Immutability, idempotence & iteration
Containerised applications via Kubernetes brings much to the table to expedite this process and introduces integrated functionality to support continuous deployment. Applications can be hosted in local runtime environments on developer machines and executed in a local container or Kubernetes instances to debug in a more closely aligned environment.
The CI/CD pipeline consumes that same Docker and Kubernetes resource configuration in the form of Dockerfiles, Helm Charts and K8S resource files. Those container images become immutable artefacts… and the resource files and charts idempotent definitions.

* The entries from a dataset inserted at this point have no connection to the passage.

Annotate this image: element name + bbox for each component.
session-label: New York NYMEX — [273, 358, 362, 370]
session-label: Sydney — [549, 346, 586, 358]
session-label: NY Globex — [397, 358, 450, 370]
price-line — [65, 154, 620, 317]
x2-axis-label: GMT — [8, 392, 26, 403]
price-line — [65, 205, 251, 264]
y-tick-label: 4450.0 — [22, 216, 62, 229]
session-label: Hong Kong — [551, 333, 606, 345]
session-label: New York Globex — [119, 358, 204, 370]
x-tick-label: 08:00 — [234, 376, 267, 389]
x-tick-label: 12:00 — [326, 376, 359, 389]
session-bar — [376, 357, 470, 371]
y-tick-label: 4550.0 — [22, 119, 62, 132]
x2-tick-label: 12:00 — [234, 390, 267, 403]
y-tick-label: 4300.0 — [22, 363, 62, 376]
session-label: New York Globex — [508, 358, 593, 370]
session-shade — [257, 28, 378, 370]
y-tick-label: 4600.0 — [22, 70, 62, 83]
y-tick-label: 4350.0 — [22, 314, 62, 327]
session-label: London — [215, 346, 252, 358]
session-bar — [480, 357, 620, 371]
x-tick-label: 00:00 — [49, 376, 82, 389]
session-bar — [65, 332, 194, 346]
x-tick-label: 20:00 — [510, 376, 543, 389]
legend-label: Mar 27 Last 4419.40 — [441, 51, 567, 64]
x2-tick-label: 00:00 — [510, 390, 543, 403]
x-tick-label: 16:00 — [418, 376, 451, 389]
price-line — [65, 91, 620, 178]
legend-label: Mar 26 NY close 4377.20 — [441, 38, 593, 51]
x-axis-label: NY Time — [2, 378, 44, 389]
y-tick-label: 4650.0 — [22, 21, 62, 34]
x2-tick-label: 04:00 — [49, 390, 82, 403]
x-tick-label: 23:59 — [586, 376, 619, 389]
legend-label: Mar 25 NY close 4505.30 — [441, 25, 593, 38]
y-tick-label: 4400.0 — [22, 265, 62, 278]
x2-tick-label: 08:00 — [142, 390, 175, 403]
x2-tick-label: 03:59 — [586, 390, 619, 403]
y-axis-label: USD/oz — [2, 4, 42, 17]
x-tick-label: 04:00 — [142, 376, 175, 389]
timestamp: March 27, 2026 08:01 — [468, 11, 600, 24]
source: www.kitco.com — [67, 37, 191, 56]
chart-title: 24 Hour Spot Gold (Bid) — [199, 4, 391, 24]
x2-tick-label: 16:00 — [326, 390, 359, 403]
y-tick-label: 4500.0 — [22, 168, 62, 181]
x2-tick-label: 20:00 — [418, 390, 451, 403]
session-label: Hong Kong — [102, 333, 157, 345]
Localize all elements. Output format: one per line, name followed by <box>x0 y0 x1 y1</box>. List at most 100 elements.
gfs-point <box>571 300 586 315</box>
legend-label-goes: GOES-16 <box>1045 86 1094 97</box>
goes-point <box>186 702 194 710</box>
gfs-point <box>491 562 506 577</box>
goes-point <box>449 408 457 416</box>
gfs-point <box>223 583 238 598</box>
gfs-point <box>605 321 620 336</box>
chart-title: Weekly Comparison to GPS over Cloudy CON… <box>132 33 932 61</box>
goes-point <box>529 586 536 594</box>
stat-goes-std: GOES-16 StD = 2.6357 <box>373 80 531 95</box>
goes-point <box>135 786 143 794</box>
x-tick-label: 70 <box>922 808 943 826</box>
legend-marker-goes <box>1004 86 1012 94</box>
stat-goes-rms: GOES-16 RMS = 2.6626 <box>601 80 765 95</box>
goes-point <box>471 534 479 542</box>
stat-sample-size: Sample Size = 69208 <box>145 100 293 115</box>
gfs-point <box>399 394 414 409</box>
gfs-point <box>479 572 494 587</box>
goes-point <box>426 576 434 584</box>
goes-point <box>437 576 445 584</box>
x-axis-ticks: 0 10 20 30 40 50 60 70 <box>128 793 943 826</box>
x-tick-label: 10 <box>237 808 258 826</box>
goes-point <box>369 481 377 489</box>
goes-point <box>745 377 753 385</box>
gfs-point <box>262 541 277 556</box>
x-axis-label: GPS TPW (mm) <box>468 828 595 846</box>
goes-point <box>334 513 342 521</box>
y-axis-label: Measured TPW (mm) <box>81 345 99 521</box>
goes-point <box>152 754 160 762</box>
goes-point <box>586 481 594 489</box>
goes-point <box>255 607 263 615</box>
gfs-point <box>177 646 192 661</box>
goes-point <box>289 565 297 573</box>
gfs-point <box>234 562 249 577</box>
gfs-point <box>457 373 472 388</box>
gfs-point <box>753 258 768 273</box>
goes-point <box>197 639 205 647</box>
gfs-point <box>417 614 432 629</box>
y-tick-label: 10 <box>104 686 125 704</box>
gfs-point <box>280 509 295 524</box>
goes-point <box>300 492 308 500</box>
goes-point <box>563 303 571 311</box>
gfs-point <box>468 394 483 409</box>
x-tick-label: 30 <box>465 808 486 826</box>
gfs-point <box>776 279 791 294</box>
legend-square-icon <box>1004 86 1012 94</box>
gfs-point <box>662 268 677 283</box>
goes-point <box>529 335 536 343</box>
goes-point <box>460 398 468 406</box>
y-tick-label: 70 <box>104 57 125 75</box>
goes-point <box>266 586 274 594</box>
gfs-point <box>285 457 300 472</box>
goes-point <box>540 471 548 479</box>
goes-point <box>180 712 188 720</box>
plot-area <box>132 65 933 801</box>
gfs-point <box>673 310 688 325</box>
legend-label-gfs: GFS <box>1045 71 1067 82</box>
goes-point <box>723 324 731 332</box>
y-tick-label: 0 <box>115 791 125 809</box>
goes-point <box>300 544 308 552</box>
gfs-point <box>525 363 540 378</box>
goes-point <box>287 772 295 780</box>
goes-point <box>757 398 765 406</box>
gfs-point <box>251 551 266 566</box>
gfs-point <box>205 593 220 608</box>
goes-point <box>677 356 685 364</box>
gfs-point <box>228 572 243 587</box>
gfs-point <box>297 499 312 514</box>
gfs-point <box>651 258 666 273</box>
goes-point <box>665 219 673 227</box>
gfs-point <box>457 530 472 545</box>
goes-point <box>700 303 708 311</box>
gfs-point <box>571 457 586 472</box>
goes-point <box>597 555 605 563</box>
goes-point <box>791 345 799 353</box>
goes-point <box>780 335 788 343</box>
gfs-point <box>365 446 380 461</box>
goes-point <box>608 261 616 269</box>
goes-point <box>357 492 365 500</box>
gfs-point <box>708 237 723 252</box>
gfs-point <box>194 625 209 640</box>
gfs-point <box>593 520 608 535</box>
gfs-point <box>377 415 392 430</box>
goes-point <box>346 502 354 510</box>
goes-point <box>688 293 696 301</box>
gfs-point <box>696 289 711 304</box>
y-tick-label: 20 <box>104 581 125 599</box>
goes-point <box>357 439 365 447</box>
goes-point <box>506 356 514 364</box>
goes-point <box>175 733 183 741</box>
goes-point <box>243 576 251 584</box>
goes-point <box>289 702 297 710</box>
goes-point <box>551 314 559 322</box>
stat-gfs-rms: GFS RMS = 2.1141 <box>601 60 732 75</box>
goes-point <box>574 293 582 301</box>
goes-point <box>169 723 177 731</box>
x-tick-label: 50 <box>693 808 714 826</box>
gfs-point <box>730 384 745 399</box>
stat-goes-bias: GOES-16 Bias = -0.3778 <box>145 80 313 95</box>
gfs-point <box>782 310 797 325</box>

With automated linting, unit, integration and smoke testing performed in this pipeline and the adoption of a GitFlow style branching model within a version control system (with its own set of criteria on automatically approving merges and PRs) can give near-instantaneous feedback… and potentially remove any human intervention other than to give a green light to deploy to a production environment.
Kubernetes takes this further with built in functionality to handle readiness and liveness checking of code, rolling deployments (which can roll back automatically in the case of failure). Deployment times are in the order of seconds, rather than minutes. External infrastructure dependencies can be handled internal to the application code repository, rather than as a separate provisioning pipeline.
Tools like Kubernetes prompt us all to evaluate with greater scrutiny, the business value provided by the processes implemented as a result of an ITIL framework, against that returned by adopting modern IT methods.
Beyond all this, as DevOps engineers and proponents, we need to ensure we do not fall into the same trap into which many organisations that implement ITIL as a prescription have fallen. DevOps cannot develop and grow in a vacuum, and we must be ever conscious of to ensure our journey includes and is relevant to the business and auditors.
We need to ensure that we have a language which the business understands, that can demonstrate control and be audited, and which can orchestrate processes without becoming lingua incognito.